Ее поцелуи по-прежнему заводят его. Любые разногласия между ними в эти дни — ничто по сравнению с преградами, которые они преодолели. Сначала самый богатый коп Нью-Йорка три месяца ухаживал за упрямой красавицей режиссером. То было время самых восхитительных сексуальных переживаний в жизни Воорта; и ее темперамент — ритм жизни — соответствовал его. Но было и что-то еще, не поддающееся определению. Какое-то сводящее с ума изначальное родство.
Воорт так влюбился, что уже считал Камиллу членом семьи, и каждый день молился за нее в церкви.
«Господи, — просил он, — помоги мне дать ей столько же счастья, сколько она мне дает».
Теперь, загружая остатки ленча в каяки, он вспомнил второй этап их отношений, когда Камилла стала исчезать по вечерам — к психиатру, как выяснилось позже.

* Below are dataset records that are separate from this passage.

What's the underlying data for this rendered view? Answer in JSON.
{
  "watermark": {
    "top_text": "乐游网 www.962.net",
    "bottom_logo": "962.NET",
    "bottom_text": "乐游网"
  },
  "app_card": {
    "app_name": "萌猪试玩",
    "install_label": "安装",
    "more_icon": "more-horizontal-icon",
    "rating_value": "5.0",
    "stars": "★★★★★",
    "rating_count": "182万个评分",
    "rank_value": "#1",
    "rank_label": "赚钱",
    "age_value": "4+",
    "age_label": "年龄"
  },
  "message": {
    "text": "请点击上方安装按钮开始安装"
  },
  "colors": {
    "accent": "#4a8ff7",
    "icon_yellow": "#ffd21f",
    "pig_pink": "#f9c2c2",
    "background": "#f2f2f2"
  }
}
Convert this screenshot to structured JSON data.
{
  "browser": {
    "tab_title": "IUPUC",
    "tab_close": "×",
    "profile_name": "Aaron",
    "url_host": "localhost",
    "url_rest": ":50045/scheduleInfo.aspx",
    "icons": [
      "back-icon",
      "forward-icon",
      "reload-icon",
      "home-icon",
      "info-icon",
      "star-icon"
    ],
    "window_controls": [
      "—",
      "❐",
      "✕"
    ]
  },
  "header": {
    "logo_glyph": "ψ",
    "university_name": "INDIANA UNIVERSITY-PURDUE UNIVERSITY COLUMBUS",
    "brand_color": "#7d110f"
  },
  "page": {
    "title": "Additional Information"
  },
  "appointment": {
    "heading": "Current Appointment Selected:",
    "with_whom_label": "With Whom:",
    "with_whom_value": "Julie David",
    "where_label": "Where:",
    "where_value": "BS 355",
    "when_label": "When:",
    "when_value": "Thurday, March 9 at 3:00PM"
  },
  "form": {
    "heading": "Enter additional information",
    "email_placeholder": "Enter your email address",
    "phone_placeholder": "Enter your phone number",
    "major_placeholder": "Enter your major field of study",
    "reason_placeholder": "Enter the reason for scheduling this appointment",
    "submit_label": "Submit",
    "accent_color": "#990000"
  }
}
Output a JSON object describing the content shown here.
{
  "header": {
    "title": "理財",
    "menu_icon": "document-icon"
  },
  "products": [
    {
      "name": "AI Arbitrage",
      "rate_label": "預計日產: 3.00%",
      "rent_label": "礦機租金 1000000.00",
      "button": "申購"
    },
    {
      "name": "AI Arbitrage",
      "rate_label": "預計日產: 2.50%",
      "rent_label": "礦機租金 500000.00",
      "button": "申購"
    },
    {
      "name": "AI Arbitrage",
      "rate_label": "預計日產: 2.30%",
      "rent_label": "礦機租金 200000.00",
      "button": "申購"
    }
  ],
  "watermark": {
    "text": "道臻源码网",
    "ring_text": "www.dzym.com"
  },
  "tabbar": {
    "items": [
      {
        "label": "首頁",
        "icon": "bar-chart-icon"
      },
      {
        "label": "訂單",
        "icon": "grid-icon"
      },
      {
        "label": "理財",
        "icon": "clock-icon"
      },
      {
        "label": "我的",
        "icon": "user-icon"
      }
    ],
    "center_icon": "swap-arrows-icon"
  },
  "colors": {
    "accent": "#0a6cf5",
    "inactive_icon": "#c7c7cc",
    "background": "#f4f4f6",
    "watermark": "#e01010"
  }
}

Раскрылось и предательство — такое ужасное, что, казалось, он никогда не сможет простить ее.
«Она хотела вернуться, но я сказал „нет“».
Вот почему он сам изумился, когда в один прекрасный день, после завершения дела Шески, понял, что звонит в ее дверь. Они снова стали друзьями, потом любовниками, но теперь — после четырех лет знакомства — в их отношениях уже нет былой рискованной остроты. Смесь доверия, уважения и химии, и вместе с тем — достаточно непредсказуемости, чтобы ожидать радостных сюрпризов в грядущие годы.
— Кто пройдет Врата последним, займется списком гостей к свадьбе — надо бы сократить до двух сотен, — говорит он.
— Лучше бы это делать тебе, учитывая, сколько Воортов бывает в нашем доме каждый вечер.
Река влечет складные каяки к Адским Вратам. В этот час прилив несет воды из пролива Лонг-Айленд на юг — в сторону текущей на север пенной Ист-Ривер. Сталкиваются они в S-образном изгибе впереди.
Дальше виднеются башни Манхэттена.
— Ур-ра! — В облаке водяной пыли Камилла выводит каяк из кипящего водоворота на гребень четырехфутовой волны. В колледже она была чемпионкой по гребле на каяке. Теперь же, после того как ее — режиссера теленовостей — уволили с Эн-би-си, она каждый день проводит по нескольку часов на лодочной станции на Гудзоне, собирая на заказ модели для частных клиентов. Со стороны кажется, это превращение из интеллектуалки в безработную спортсменку далось ей легко.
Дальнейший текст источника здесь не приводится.